失敗して考えて 全員に役割を

デンマークにある「エグモント・ホイスコーレン」という学校で教員をしています。

成人(18歳以上)のための全寮制学校で、生徒約220人のうち約4割が身体障害や知的障害を抱えています。

みんな同じ寮で暮らし、同じ授業を受けます。

校内にプロのヘルパーもいますが、障害がある生徒の介助は主に健常者の生徒が担います。

知的障害者向けのグループホームを経営する父の勧めで、1997年に日本人留学生の1期生として学びました。

学校の第一印象は「なんだここは!」。 

クラスメートに様々な障害を持った生徒がいました。

日本では、障害者は「父の職場にいる人」で、自分とは縁がないと感じていました。

でもエグモントでは同じ食卓に並び、同じ部屋で寝て、いっしょに勉強をしました。 

驚きを感じながらも、同じように、おならをしたりお酒を飲んだりする人たちなんだと実感しました。

エグモントはインクルーシブ教育で有名ですが、マニュアルはありません。

大切なのはその場に合った方法を考え、失敗しても許され、別の方法でチャレンジできる環境です。

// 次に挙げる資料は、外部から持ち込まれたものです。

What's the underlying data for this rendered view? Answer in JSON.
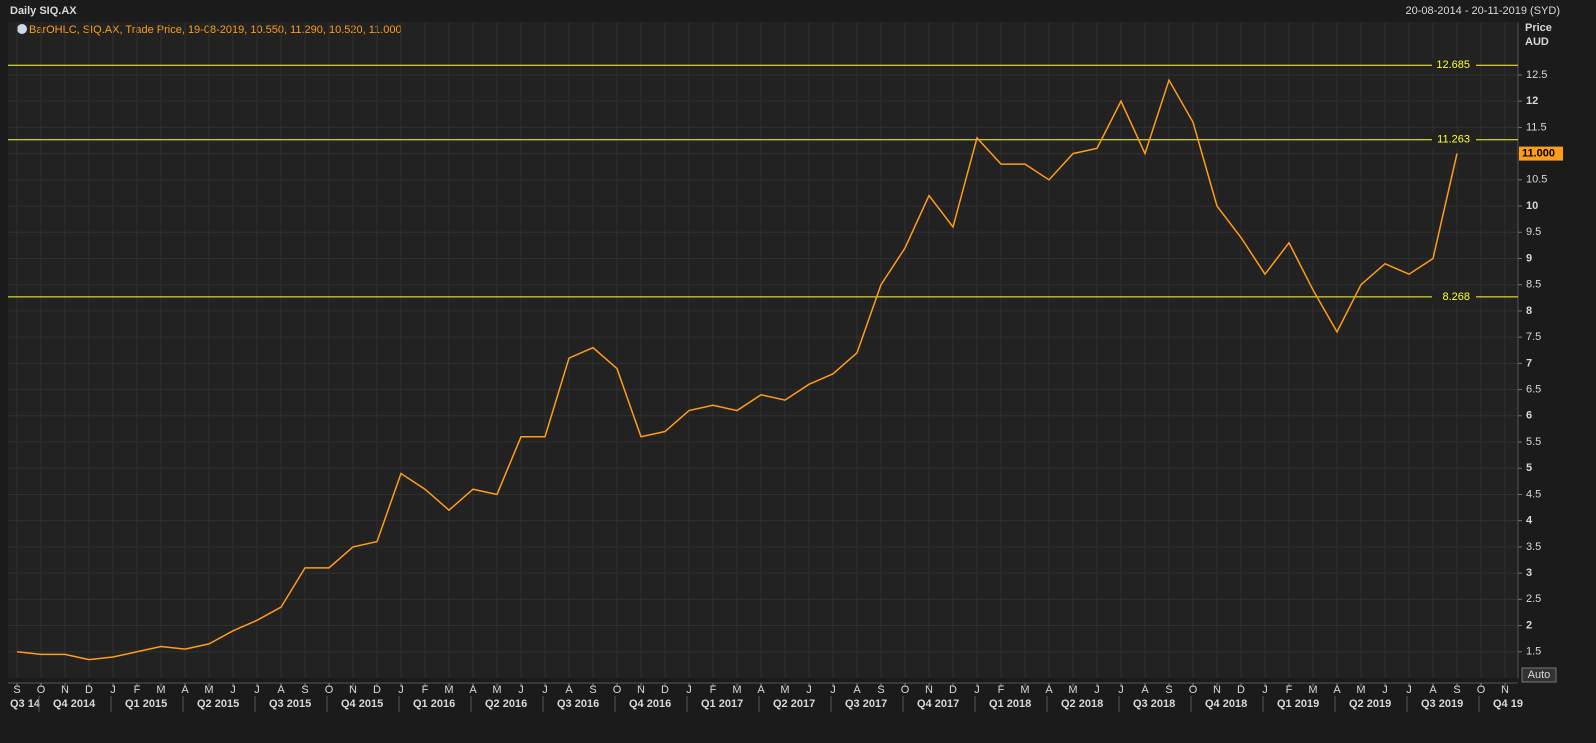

例えば、運動が苦手な知的障害のある生徒が、サッカーの授業でボールに追いつけないときは、ルールを何度も変えました。

障害者だから手伝ってあげるという方向ではなく、どうすれば障害者も健常者も力を発揮できるのか考えるのです。

最終的に、障害がある生徒が決めたゴールは5点というルールにすると、みんなが一生懸命、障害がある生徒にボールをパスするようになりました。

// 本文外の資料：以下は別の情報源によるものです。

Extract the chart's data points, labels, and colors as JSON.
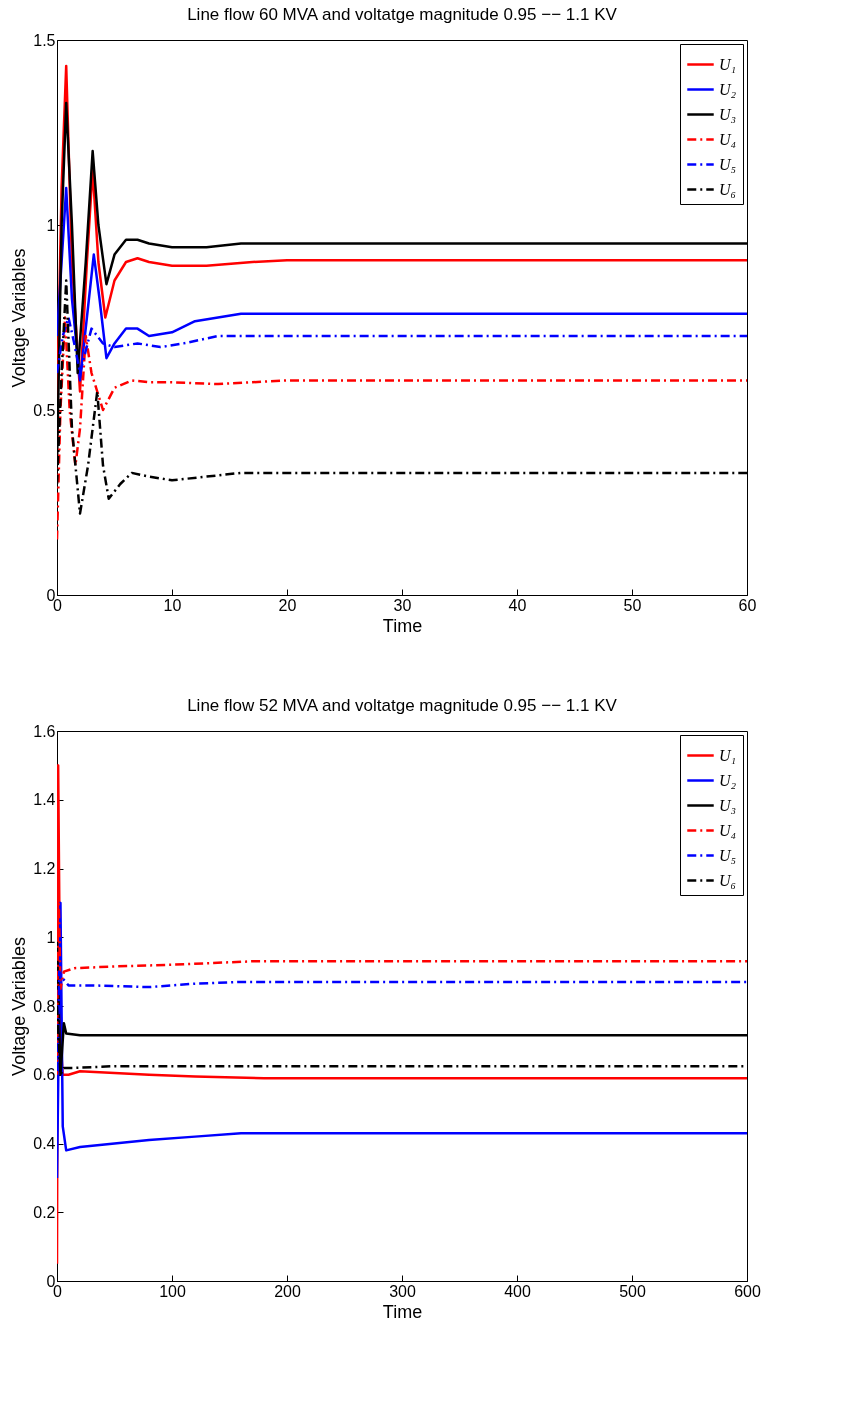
{
  "chart_data": [
    {
      "type": "line",
      "title": "Line flow 60 MVA and voltatge magnitude 0.95 −− 1.1 KV",
      "xlabel": "Time",
      "ylabel": "Voltage Variables",
      "xlim": [
        0,
        60
      ],
      "xticks": [
        0,
        10,
        20,
        30,
        40,
        50,
        60
      ],
      "ylim": [
        0,
        1.5
      ],
      "yticks": [
        0,
        0.5,
        1,
        1.5
      ],
      "grid": false,
      "legend": "top right",
      "marker": "none",
      "series": [
        {
          "name": "U₁",
          "color": "#ff0000",
          "line_style": "solid",
          "x": [
            0,
            0.4,
            0.8,
            1.3,
            2,
            2.6,
            3.1,
            3.6,
            4.2,
            5,
            6,
            7,
            8,
            10,
            13,
            17,
            20,
            30,
            40,
            50,
            60
          ],
          "values": [
            0.5,
            1.1,
            1.43,
            0.9,
            0.55,
            0.9,
            1.15,
            0.9,
            0.75,
            0.85,
            0.9,
            0.91,
            0.9,
            0.89,
            0.89,
            0.9,
            0.905,
            0.905,
            0.905,
            0.905,
            0.905
          ]
        },
        {
          "name": "U₂",
          "color": "#0000ff",
          "line_style": "solid",
          "x": [
            0,
            0.4,
            0.8,
            1.3,
            2,
            2.6,
            3.2,
            3.7,
            4.3,
            5,
            6,
            7,
            8,
            10,
            12,
            16,
            20,
            30,
            40,
            50,
            60
          ],
          "values": [
            0.7,
            0.9,
            1.1,
            0.8,
            0.58,
            0.75,
            0.92,
            0.8,
            0.64,
            0.68,
            0.72,
            0.72,
            0.7,
            0.71,
            0.74,
            0.76,
            0.76,
            0.76,
            0.76,
            0.76,
            0.76
          ]
        },
        {
          "name": "U₃",
          "color": "#000000",
          "line_style": "solid",
          "x": [
            0,
            0.4,
            0.8,
            1.3,
            1.8,
            2.5,
            3.1,
            3.6,
            4.3,
            5,
            6,
            7,
            8,
            10,
            13,
            16,
            20,
            30,
            40,
            50,
            60
          ],
          "values": [
            0.35,
            1.0,
            1.33,
            1.0,
            0.6,
            0.9,
            1.2,
            1.0,
            0.84,
            0.92,
            0.96,
            0.96,
            0.95,
            0.94,
            0.94,
            0.95,
            0.95,
            0.95,
            0.95,
            0.95,
            0.95
          ]
        },
        {
          "name": "U₄",
          "color": "#ff0000",
          "line_style": "dashed",
          "x": [
            0,
            0.3,
            0.7,
            1.1,
            1.6,
            2,
            2.5,
            3,
            3.5,
            4,
            5,
            6.5,
            8,
            10,
            14,
            20,
            30,
            40,
            50,
            60
          ],
          "values": [
            0.15,
            0.5,
            0.75,
            0.5,
            0.35,
            0.45,
            0.7,
            0.6,
            0.55,
            0.5,
            0.56,
            0.58,
            0.575,
            0.575,
            0.57,
            0.58,
            0.58,
            0.58,
            0.58,
            0.58
          ]
        },
        {
          "name": "U₅",
          "color": "#0000ff",
          "line_style": "dashed",
          "x": [
            0,
            0.5,
            1,
            1.5,
            2,
            2.5,
            3,
            4,
            5,
            7,
            9,
            11,
            14,
            20,
            30,
            40,
            50,
            60
          ],
          "values": [
            0.6,
            0.7,
            0.75,
            0.68,
            0.6,
            0.66,
            0.72,
            0.68,
            0.67,
            0.68,
            0.67,
            0.68,
            0.7,
            0.7,
            0.7,
            0.7,
            0.7,
            0.7
          ]
        },
        {
          "name": "U₆",
          "color": "#000000",
          "line_style": "dashed",
          "x": [
            0,
            0.4,
            0.8,
            1.3,
            2,
            2.7,
            3.5,
            4,
            4.5,
            5.5,
            6.5,
            8,
            10,
            13,
            16,
            20,
            30,
            40,
            50,
            60
          ],
          "values": [
            0.3,
            0.6,
            0.85,
            0.45,
            0.22,
            0.35,
            0.55,
            0.35,
            0.26,
            0.3,
            0.33,
            0.32,
            0.31,
            0.32,
            0.33,
            0.33,
            0.33,
            0.33,
            0.33,
            0.33
          ]
        }
      ]
    },
    {
      "type": "line",
      "title": "Line flow 52 MVA and voltatge magnitude 0.95 −− 1.1 KV",
      "xlabel": "Time",
      "ylabel": "Voltage Variables",
      "xlim": [
        0,
        600
      ],
      "xticks": [
        0,
        100,
        200,
        300,
        400,
        500,
        600
      ],
      "ylim": [
        0,
        1.6
      ],
      "yticks": [
        0,
        0.2,
        0.4,
        0.6,
        0.8,
        1,
        1.2,
        1.4,
        1.6
      ],
      "grid": false,
      "legend": "top right",
      "marker": "none",
      "series": [
        {
          "name": "U₁",
          "color": "#ff0000",
          "line_style": "solid",
          "x": [
            0,
            1,
            3,
            5,
            10,
            20,
            50,
            80,
            120,
            180,
            300,
            400,
            500,
            600
          ],
          "values": [
            0.05,
            1.5,
            0.7,
            0.6,
            0.6,
            0.61,
            0.605,
            0.6,
            0.595,
            0.59,
            0.59,
            0.59,
            0.59,
            0.59
          ]
        },
        {
          "name": "U₂",
          "color": "#0000ff",
          "line_style": "solid",
          "x": [
            0,
            3,
            5,
            8,
            20,
            50,
            80,
            120,
            160,
            200,
            300,
            400,
            500,
            600
          ],
          "values": [
            0.3,
            1.1,
            0.45,
            0.38,
            0.39,
            0.4,
            0.41,
            0.42,
            0.43,
            0.43,
            0.43,
            0.43,
            0.43,
            0.43
          ]
        },
        {
          "name": "U₃",
          "color": "#000000",
          "line_style": "solid",
          "x": [
            0,
            3,
            6,
            8,
            20,
            100,
            200,
            300,
            400,
            500,
            600
          ],
          "values": [
            1.0,
            0.6,
            0.75,
            0.72,
            0.715,
            0.715,
            0.715,
            0.715,
            0.715,
            0.715,
            0.715
          ]
        },
        {
          "name": "U₄",
          "color": "#ff0000",
          "line_style": "dashed",
          "x": [
            0,
            1,
            3,
            6,
            15,
            50,
            100,
            170,
            200,
            300,
            400,
            500,
            600
          ],
          "values": [
            0.6,
            1.2,
            0.85,
            0.9,
            0.91,
            0.915,
            0.92,
            0.93,
            0.93,
            0.93,
            0.93,
            0.93,
            0.93
          ]
        },
        {
          "name": "U₅",
          "color": "#0000ff",
          "line_style": "dashed",
          "x": [
            0,
            2,
            5,
            10,
            30,
            80,
            120,
            160,
            200,
            300,
            400,
            500,
            600
          ],
          "values": [
            0.5,
            0.9,
            0.88,
            0.86,
            0.86,
            0.855,
            0.865,
            0.87,
            0.87,
            0.87,
            0.87,
            0.87,
            0.87
          ]
        },
        {
          "name": "U₆",
          "color": "#000000",
          "line_style": "dashed",
          "x": [
            0,
            3,
            6,
            15,
            50,
            100,
            200,
            300,
            400,
            500,
            600
          ],
          "values": [
            0.8,
            0.6,
            0.62,
            0.62,
            0.625,
            0.625,
            0.625,
            0.625,
            0.625,
            0.625,
            0.625
          ]
        }
      ]
    }
  ]
}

枠組み次第で障害者も健常者もそれぞれの役割を見つけて、楽しむことができるのです。

海外への修学旅行や登山もあります。

普段と違う環境の中、限られた補助器具でどうすれば全員が楽しめるのか。

生徒は試行錯誤を繰り返します。 

デンマークの人は「考えて行動するのではなく、行動しながら考えろ」とよく言います。

エグモントの存在を伝えて、一人でも多くの人が、失敗しても前に進む勇気を持てたらいいなと思います。